NTT FLET’S internet service has been around forever in many configurations, the latest being Flet’s Hikari ‘optical fiber’. I call it flexible fiber because NTT uses the term Hikari when they should not. My Hikari only comes into the apartment building junction box then branches into each apartment with good old cooper wire phone lines and a VDSL modem. NTT calls that Hikari, I don’t.

PPPoE/IPv4 traffic has been tapped out in Tokyo since at least 2017. When I first upgraded from PPPoE/IPv4 to IPoE/IPv6, I saw a pleasant bump in speed with none of the night time internet traffic meltdowns when using PPPoE.

I thought my problems were solved but over time IPoE/IPv6 download speed has slowed down while iPhone NTT Docomo 4G LTE speed has skyrocketed past NTT Flet’s:

A year ago Twitter user shao, who posts wonderful network and payment tech tweets with the deep tech background to back them up, noted that the Japanese Internet Provider Association was in a collective hissy fit with NTT. IPoE/IPv6 junction points to NTT main lines where tapping out and providers needed more junction points, they also wanted IPoE access pricing brought in line with PPPoE and better traffic control. NTT gave internet providers the cold shoulder with ‘we’ll consider it if you do the work.’ The result of that is NTT East/West Flet’s service is seriously slowing down in face of stay home telework, bored kids streaming content and too much online shopping.

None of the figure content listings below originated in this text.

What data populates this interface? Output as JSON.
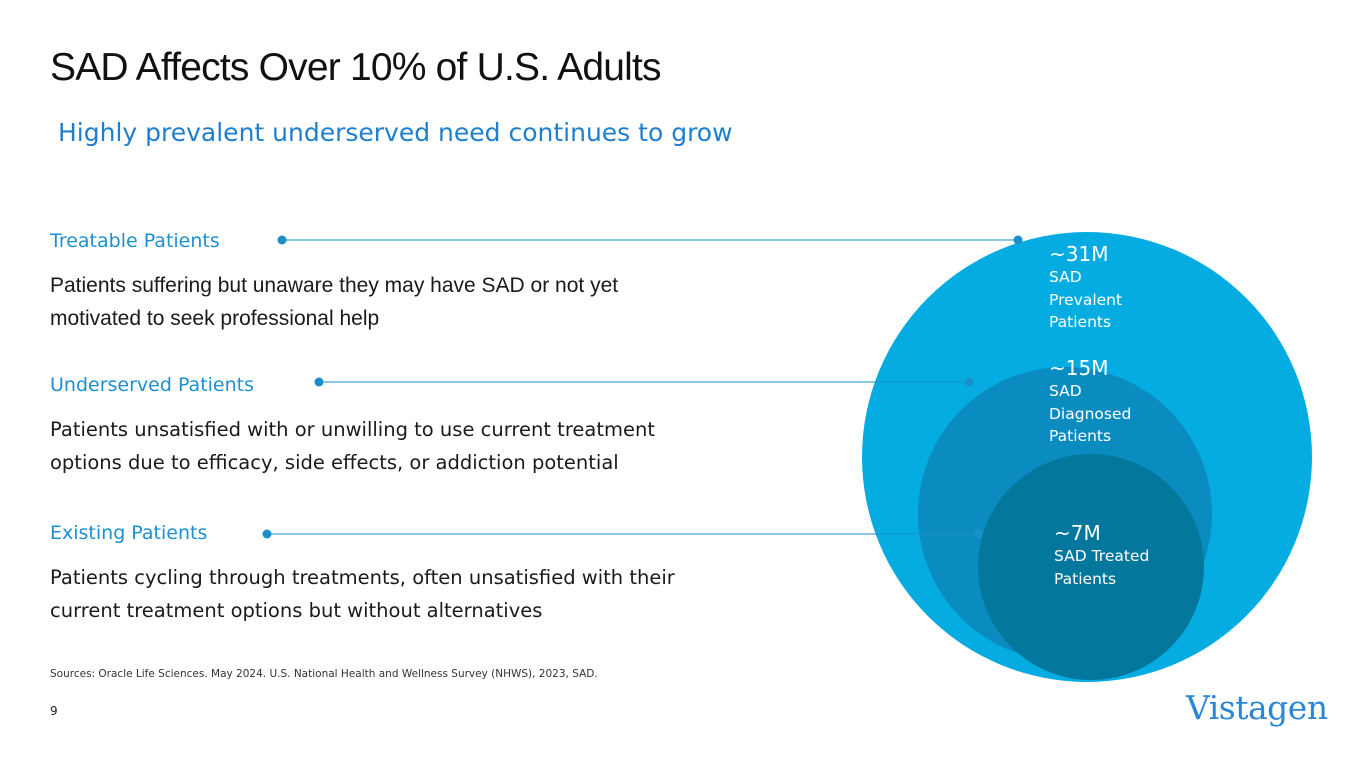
{
  "title": "SAD Affects Over 10% of U.S. Adults",
  "subtitle": "Highly prevalent underserved need continues to grow",
  "sections": [
    {
      "heading": "Treatable Patients",
      "body": "Patients suffering but unaware they may have SAD or not yet motivated to seek professional help"
    },
    {
      "heading": "Underserved Patients",
      "body": "Patients unsatisfied with or unwilling to use current treatment options due to efficacy, side effects, or addiction potential"
    },
    {
      "heading": "Existing Patients",
      "body": "Patients cycling through treatments, often unsatisfied with their current treatment options but without alternatives"
    }
  ],
  "circles": [
    {
      "value": "~31M",
      "label": "SAD Prevalent Patients",
      "color": "#05ace2"
    },
    {
      "value": "~15M",
      "label": "SAD Diagnosed Patients",
      "color": "#0a8cc1"
    },
    {
      "value": "~7M",
      "label": "SAD Treated Patients",
      "color": "#04779c"
    }
  ],
  "colors": {
    "accent": "#1e8fd0",
    "connector": "#1a8fc9",
    "title": "#111111"
  },
  "sources": "Sources: Oracle Life Sciences. May 2024. U.S. National Health and Wellness Survey (NHWS), 2023, SAD.",
  "page_number": "9",
  "logo": "Vistagen"
}
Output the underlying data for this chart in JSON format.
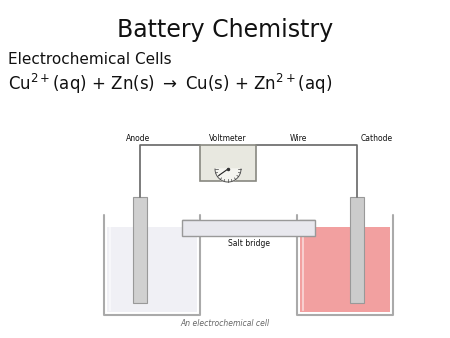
{
  "title": "Battery Chemistry",
  "subtitle": "Electrochemical Cells",
  "caption": "An electrochemical cell",
  "label_anode": "Anode",
  "label_cathode": "Cathode",
  "label_wire": "Wire",
  "label_salt_bridge": "Salt bridge",
  "label_voltmeter": "Voltmeter",
  "bg_color": "#ffffff",
  "text_color": "#111111",
  "beaker_edge_color": "#aaaaaa",
  "solution_left_color": "#f0f0f5",
  "solution_right_color": "#f2a0a0",
  "electrode_color": "#c8c8c8",
  "wire_color": "#666666",
  "salt_bridge_fill": "#e8e8ee",
  "voltmeter_face": "#e8e8e0",
  "voltmeter_edge": "#888880",
  "label_fs": 5.5,
  "title_fs": 17,
  "subtitle_fs": 11,
  "equation_fs": 12
}
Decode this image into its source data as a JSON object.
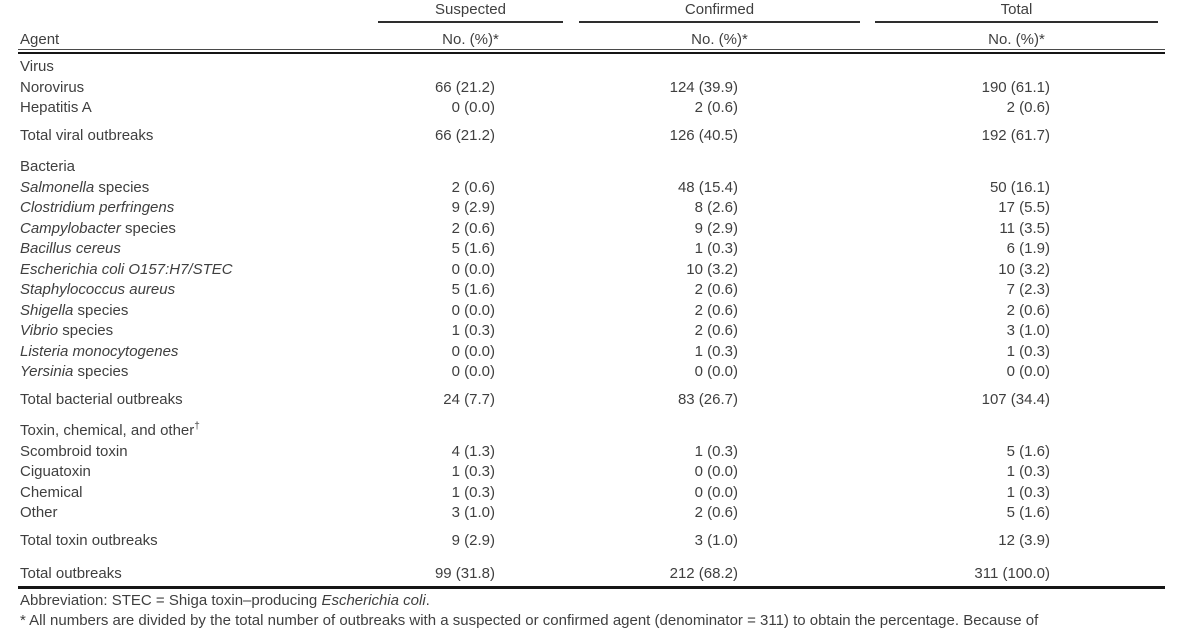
{
  "table": {
    "agent_col_label": "Agent",
    "col_groups": [
      {
        "label": "Suspected",
        "sub": "No. (%)*"
      },
      {
        "label": "Confirmed",
        "sub": "No. (%)*"
      },
      {
        "label": "Total",
        "sub": "No. (%)*"
      }
    ],
    "sections": [
      {
        "header": "Virus",
        "header_sup": "",
        "rows": [
          {
            "italic": "",
            "roman": "Norovirus",
            "suspected": "66 (21.2)",
            "confirmed": "124 (39.9)",
            "total": "190 (61.1)"
          },
          {
            "italic": "",
            "roman": "Hepatitis A",
            "suspected": "0 (0.0)",
            "confirmed": "2 (0.6)",
            "total": "2 (0.6)"
          }
        ],
        "total_row": {
          "label": "Total viral outbreaks",
          "suspected": "66 (21.2)",
          "confirmed": "126 (40.5)",
          "total": "192 (61.7)"
        }
      },
      {
        "header": "Bacteria",
        "header_sup": "",
        "rows": [
          {
            "italic": "Salmonella",
            "roman": " species",
            "suspected": "2 (0.6)",
            "confirmed": "48 (15.4)",
            "total": "50 (16.1)"
          },
          {
            "italic": "Clostridium perfringens",
            "roman": "",
            "suspected": "9 (2.9)",
            "confirmed": "8 (2.6)",
            "total": "17 (5.5)"
          },
          {
            "italic": "Campylobacter",
            "roman": " species",
            "suspected": "2 (0.6)",
            "confirmed": "9 (2.9)",
            "total": "11 (3.5)"
          },
          {
            "italic": "Bacillus cereus",
            "roman": "",
            "suspected": "5 (1.6)",
            "confirmed": "1 (0.3)",
            "total": "6 (1.9)"
          },
          {
            "italic": "Escherichia coli O157:H7/STEC",
            "roman": "",
            "suspected": "0 (0.0)",
            "confirmed": "10 (3.2)",
            "total": "10 (3.2)"
          },
          {
            "italic": "Staphylococcus aureus",
            "roman": "",
            "suspected": "5 (1.6)",
            "confirmed": "2 (0.6)",
            "total": "7 (2.3)"
          },
          {
            "italic": "Shigella",
            "roman": " species",
            "suspected": "0 (0.0)",
            "confirmed": "2 (0.6)",
            "total": "2 (0.6)"
          },
          {
            "italic": "Vibrio",
            "roman": " species",
            "suspected": "1 (0.3)",
            "confirmed": "2 (0.6)",
            "total": "3 (1.0)"
          },
          {
            "italic": "Listeria monocytogenes",
            "roman": "",
            "suspected": "0 (0.0)",
            "confirmed": "1 (0.3)",
            "total": "1 (0.3)"
          },
          {
            "italic": "Yersinia",
            "roman": " species",
            "suspected": "0 (0.0)",
            "confirmed": "0 (0.0)",
            "total": "0 (0.0)"
          }
        ],
        "total_row": {
          "label": "Total bacterial outbreaks",
          "suspected": "24 (7.7)",
          "confirmed": "83 (26.7)",
          "total": "107 (34.4)"
        }
      },
      {
        "header": "Toxin, chemical, and other",
        "header_sup": "†",
        "rows": [
          {
            "italic": "",
            "roman": "Scombroid toxin",
            "suspected": "4 (1.3)",
            "confirmed": "1 (0.3)",
            "total": "5 (1.6)"
          },
          {
            "italic": "",
            "roman": "Ciguatoxin",
            "suspected": "1 (0.3)",
            "confirmed": "0 (0.0)",
            "total": "1 (0.3)"
          },
          {
            "italic": "",
            "roman": "Chemical",
            "suspected": "1 (0.3)",
            "confirmed": "0 (0.0)",
            "total": "1 (0.3)"
          },
          {
            "italic": "",
            "roman": "Other",
            "suspected": "3 (1.0)",
            "confirmed": "2 (0.6)",
            "total": "5 (1.6)"
          }
        ],
        "total_row": {
          "label": "Total toxin outbreaks",
          "suspected": "9 (2.9)",
          "confirmed": "3 (1.0)",
          "total": "12 (3.9)"
        }
      }
    ],
    "grand_total": {
      "label": "Total outbreaks",
      "suspected": "99 (31.8)",
      "confirmed": "212 (68.2)",
      "total": "311 (100.0)"
    }
  },
  "footnotes": {
    "abbr_pre": "Abbreviation: STEC = Shiga toxin–producing ",
    "abbr_italic": "Escherichia coli",
    "abbr_post": ".",
    "asterisk": "* All numbers are divided by the total number of outbreaks with a suspected or confirmed agent (denominator = 311) to obtain the percentage. Because of"
  },
  "colors": {
    "text": "#3f3f3f",
    "rule": "#151515"
  }
}
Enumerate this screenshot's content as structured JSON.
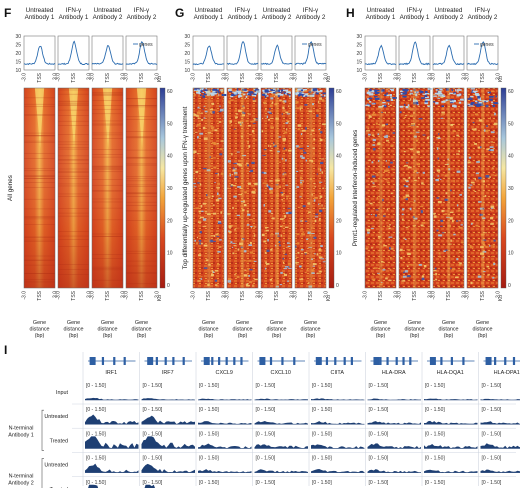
{
  "colors": {
    "heat_low": "#c8361b",
    "heat_mid": "#f2b23a",
    "heat_high": "#3d4fa8",
    "profile_line": "#2b6cb0",
    "track_fill": "#1e3f73",
    "gene_model": "#2e5fa3"
  },
  "heatmap_panels": [
    {
      "label": "F",
      "row_label": "All genes",
      "columns": [
        "Untreated\nAntibody 1",
        "IFN-γ\nAntibody 1",
        "Untreated\nAntibody 2",
        "IFN-γ\nAntibody 2"
      ],
      "legend": "genes",
      "profile_yticks": [
        "30",
        "25",
        "20",
        "15",
        "10"
      ],
      "colorbar_ticks": [
        "60",
        "50",
        "40",
        "30",
        "20",
        "10",
        "0"
      ],
      "unit": "Kb",
      "profile_xticks": [
        "-3.0",
        "TSS",
        "3.0"
      ],
      "bottom_ticks": [
        "-3.0",
        "TSS",
        "3.0"
      ],
      "xlabel": "Gene\ndistance\n(bp)"
    },
    {
      "label": "G",
      "row_label": "Top differentially up-regulated genes upon IFN-γ treatment",
      "columns": [
        "Untreated\nAntibody 1",
        "IFN-γ\nAntibody 1",
        "Untreated\nAntibody 2",
        "IFN-γ\nAntibody 2"
      ],
      "legend": "genes",
      "profile_yticks": [
        "30",
        "25",
        "20",
        "15",
        "10"
      ],
      "colorbar_ticks": [
        "60",
        "50",
        "40",
        "30",
        "20",
        "10",
        "0"
      ],
      "unit": "Kb",
      "profile_xticks": [
        "-3.0",
        "TSS",
        "3.0"
      ],
      "bottom_ticks": [
        "-3.0",
        "TSS",
        "3.0"
      ],
      "xlabel": "Gene\ndistance\n(bp)"
    },
    {
      "label": "H",
      "row_label": "Prmt1-regulated interferon-induced genes",
      "columns": [
        "Untreated\nAntibody 1",
        "IFN-γ\nAntibody 1",
        "Untreated\nAntibody 2",
        "IFN-γ\nAntibody 2"
      ],
      "legend": "genes",
      "profile_yticks": [
        "30",
        "25",
        "20",
        "15",
        "10"
      ],
      "colorbar_ticks": [
        "60",
        "50",
        "40",
        "30",
        "20",
        "10",
        "0"
      ],
      "unit": "Kb",
      "profile_xticks": [
        "-3.0",
        "TSS",
        "3.0"
      ],
      "bottom_ticks": [
        "-3.0",
        "TSS",
        "3.0"
      ],
      "xlabel": "Gene\ndistance\n(bp)"
    }
  ],
  "browser": {
    "label": "I",
    "genes": [
      "IRF1",
      "IRF7",
      "CXCL9",
      "CXCL10",
      "CIITA",
      "HLA-DRA",
      "HLA-DQA1",
      "HLA-DPA1"
    ],
    "range_label": "[0 - 1.50]",
    "groups": [
      {
        "name": "",
        "tracks": [
          "Input"
        ]
      },
      {
        "name": "N-terminal\nAntibody 1",
        "tracks": [
          "Untreated",
          "Treated"
        ]
      },
      {
        "name": "N-terminal\nAntibody 2",
        "tracks": [
          "Untreated",
          "Treated"
        ]
      }
    ]
  }
}
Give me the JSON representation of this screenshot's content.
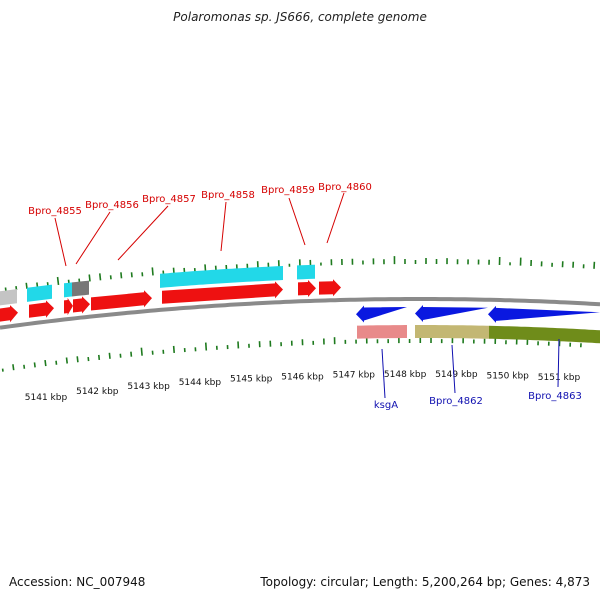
{
  "title": "Polaromonas sp. JS666, complete genome",
  "footer": {
    "accession": "Accession: NC_007948",
    "topology": "Topology: circular; Length: 5,200,264 bp; Genes: 4,873"
  },
  "chart_data": {
    "type": "genome-map",
    "axis_unit": "kbp",
    "axis_ticks": [
      {
        "label": "5141 kbp",
        "kbp": 5141
      },
      {
        "label": "5142 kbp",
        "kbp": 5142
      },
      {
        "label": "5143 kbp",
        "kbp": 5143
      },
      {
        "label": "5144 kbp",
        "kbp": 5144
      },
      {
        "label": "5145 kbp",
        "kbp": 5145
      },
      {
        "label": "5146 kbp",
        "kbp": 5146
      },
      {
        "label": "5147 kbp",
        "kbp": 5147
      },
      {
        "label": "5148 kbp",
        "kbp": 5148
      },
      {
        "label": "5149 kbp",
        "kbp": 5149
      },
      {
        "label": "5150 kbp",
        "kbp": 5150
      },
      {
        "label": "5151 kbp",
        "kbp": 5151
      }
    ],
    "forward_genes": [
      "Bpro_4855",
      "Bpro_4856",
      "Bpro_4857",
      "Bpro_4858",
      "Bpro_4859",
      "Bpro_4860"
    ],
    "reverse_genes": [
      "ksgA",
      "Bpro_4862",
      "Bpro_4863"
    ],
    "colors": {
      "forward_cds": "#ee1111",
      "forward_feature": "#22d8e8",
      "reverse_cds": "#0a18e0",
      "reverse_feature_a": "#e88a8a",
      "reverse_feature_b": "#c3b773",
      "reverse_feature_c": "#6f8c1a",
      "gc_bar": "#1e7a1e",
      "backbone": "#8a8a8a",
      "forward_label": "#d50000",
      "reverse_label": "#1010b0"
    }
  }
}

As shao notes 4G and KDDI au Hikari nuro service are, so far, unaffected. The strange thing here is that KDDI is simply renting NTT dark fiber for nuro. So yes, NTT has the capacity, but doesn’t seem inclined to put in the effort to share it unless providers do the work, and also pay up. To be fair I think one of the problems is hinted at in a recent annual NTT financial report: a shortage of field engineers and technicians. Somehow it seems fitting that the human problem of Covid is also the human problem of slow internet speeds.